Trying to recover from overspending during the first half of July, Vonnie and I planned our spending for the rest of the month with only bare bones funds available. We even sat the kids down and explained to them exactly what was going on, so that they would have realistic expectations in regards to family activities for the remainder of the month. We had a plan that looked great on paper, and we were confident we could execute it successfully.
And then real life happened.
The first weekend was supposed to be one of those “enjoy what we have at home” kind of weekends. Unfortunately, we had to travel out of town for the funeral of a very close family member of Vonnie’s. Some extra expenses were incurred, but we were able to rework our plan to make it whole again.

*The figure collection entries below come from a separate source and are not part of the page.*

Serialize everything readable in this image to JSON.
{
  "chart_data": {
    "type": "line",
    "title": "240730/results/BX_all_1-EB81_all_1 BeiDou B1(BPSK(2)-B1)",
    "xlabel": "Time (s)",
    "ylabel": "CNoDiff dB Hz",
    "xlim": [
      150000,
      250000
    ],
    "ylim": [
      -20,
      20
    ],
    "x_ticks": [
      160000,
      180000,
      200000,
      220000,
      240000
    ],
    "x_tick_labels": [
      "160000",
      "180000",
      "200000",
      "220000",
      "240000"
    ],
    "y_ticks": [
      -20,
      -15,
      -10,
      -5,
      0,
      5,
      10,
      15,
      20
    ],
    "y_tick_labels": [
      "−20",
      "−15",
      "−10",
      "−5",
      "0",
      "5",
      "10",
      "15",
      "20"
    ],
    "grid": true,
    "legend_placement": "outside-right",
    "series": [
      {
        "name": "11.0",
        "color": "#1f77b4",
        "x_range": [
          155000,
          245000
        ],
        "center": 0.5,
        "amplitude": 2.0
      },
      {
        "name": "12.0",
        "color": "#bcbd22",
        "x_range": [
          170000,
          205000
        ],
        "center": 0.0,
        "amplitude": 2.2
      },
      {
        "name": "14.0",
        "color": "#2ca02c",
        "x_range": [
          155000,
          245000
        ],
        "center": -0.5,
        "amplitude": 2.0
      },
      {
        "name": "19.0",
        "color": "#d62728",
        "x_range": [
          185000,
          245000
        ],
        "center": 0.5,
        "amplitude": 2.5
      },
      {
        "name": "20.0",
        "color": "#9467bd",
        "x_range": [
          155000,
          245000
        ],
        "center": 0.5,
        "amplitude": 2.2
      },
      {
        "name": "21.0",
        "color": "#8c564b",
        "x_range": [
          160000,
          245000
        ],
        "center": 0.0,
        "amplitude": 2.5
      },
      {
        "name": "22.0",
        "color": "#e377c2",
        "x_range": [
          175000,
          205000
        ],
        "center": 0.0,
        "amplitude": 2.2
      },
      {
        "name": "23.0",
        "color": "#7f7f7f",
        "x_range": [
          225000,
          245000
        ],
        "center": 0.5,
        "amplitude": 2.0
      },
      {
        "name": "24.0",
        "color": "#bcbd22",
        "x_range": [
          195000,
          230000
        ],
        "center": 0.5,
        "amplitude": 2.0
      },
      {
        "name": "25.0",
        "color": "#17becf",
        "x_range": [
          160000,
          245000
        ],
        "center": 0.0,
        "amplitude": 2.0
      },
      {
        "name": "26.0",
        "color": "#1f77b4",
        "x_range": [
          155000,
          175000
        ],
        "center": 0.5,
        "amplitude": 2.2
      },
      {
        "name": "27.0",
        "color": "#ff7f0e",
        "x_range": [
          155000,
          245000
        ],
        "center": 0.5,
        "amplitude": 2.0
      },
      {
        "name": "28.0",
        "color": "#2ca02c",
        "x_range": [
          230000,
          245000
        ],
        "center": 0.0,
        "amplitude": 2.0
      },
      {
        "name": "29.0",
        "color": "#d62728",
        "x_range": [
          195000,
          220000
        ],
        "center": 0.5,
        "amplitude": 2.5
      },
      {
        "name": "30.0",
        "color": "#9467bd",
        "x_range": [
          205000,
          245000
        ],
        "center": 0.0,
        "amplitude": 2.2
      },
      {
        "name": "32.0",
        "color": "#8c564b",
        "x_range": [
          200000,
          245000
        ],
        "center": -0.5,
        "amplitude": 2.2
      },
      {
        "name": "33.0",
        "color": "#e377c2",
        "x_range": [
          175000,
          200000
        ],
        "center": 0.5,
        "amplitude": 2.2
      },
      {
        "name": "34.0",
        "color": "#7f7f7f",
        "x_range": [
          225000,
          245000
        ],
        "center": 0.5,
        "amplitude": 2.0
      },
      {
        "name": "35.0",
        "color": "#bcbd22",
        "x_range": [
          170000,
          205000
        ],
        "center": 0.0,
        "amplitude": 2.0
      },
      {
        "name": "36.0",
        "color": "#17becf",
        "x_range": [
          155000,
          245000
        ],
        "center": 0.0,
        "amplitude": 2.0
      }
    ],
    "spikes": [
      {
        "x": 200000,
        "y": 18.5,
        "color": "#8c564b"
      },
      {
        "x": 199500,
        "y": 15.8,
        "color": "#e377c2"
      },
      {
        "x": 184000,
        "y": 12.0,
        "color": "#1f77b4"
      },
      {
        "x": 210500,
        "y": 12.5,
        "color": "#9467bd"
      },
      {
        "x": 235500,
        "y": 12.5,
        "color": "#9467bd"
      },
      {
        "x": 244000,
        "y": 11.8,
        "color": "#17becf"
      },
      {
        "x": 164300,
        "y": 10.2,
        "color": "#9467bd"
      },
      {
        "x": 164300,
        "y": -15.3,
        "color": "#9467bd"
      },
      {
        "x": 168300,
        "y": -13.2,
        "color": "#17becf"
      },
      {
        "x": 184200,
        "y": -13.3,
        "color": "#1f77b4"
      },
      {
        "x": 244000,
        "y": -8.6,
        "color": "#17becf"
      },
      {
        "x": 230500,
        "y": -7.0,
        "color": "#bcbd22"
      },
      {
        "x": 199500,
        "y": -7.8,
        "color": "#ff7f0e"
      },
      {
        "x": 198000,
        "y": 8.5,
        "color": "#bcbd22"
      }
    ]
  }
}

During the week, Vonnie went on a walk with one of her friends, and vented a little bit to her about our financial strain. Her friend offered to loan us some money to help us get to the next payday. Vonnie politely declined, determined that we could do it on our own.
The second weekend was Tristan’s end of the season baseball tournament. We watched our son’s team win game after game. In fact, they ended up winning the entire tournament. After the championship game, the coach suggested that we all go to the bar and grill that was the team’s sponsor for dinner to celebrate a great year. It seemed so unfair to tell Tristan that he couldn’t celebrate with his team because his parents had overspent. So we went, keeping our bill as low as possible by having Vonnie and I share an inexpensive appetizer (planning to eat a full meal when we got home), and just having water to drink. However, even with those efforts, we brought our available funds dangerously low.
We were just a few days away from having dug ourselves out of our overspending hole, but we were uncomfortable with where we were at.
Remembering the conversation with her friend, my wife walked across the street and took her friend up on her offer. She returned with $100 which we agreed to put into an envelope, and promised not to touch unless we absolutely had to. Two days later, we gave the $100 back to our neighbor and thanked them. But the whole sequence of events made me feel sick to my stomach. This whole ordeal came about because we didn’t accurately track our expenditures during our trip to Kentucky, and my class reunion.
It wasn’t that we didn’t have enough money, it’s that we didn’t use it wisely.
Now that we’re past this bump on the road, I reflect back on this experience as an important growing experience for Vonnie and I. Although we failed miserably the first half of the month, the second half of the month had flashes of great communication and financial teamwork. Vonnie and I both knew exactly where we were at financially at all times. Making the plan, and reworking the plan was a joint effort. Every expenditure was a conscious decision agreed to by both of us.
We were a team, and it felt good to be acting like one. Even if we weren’t championship material.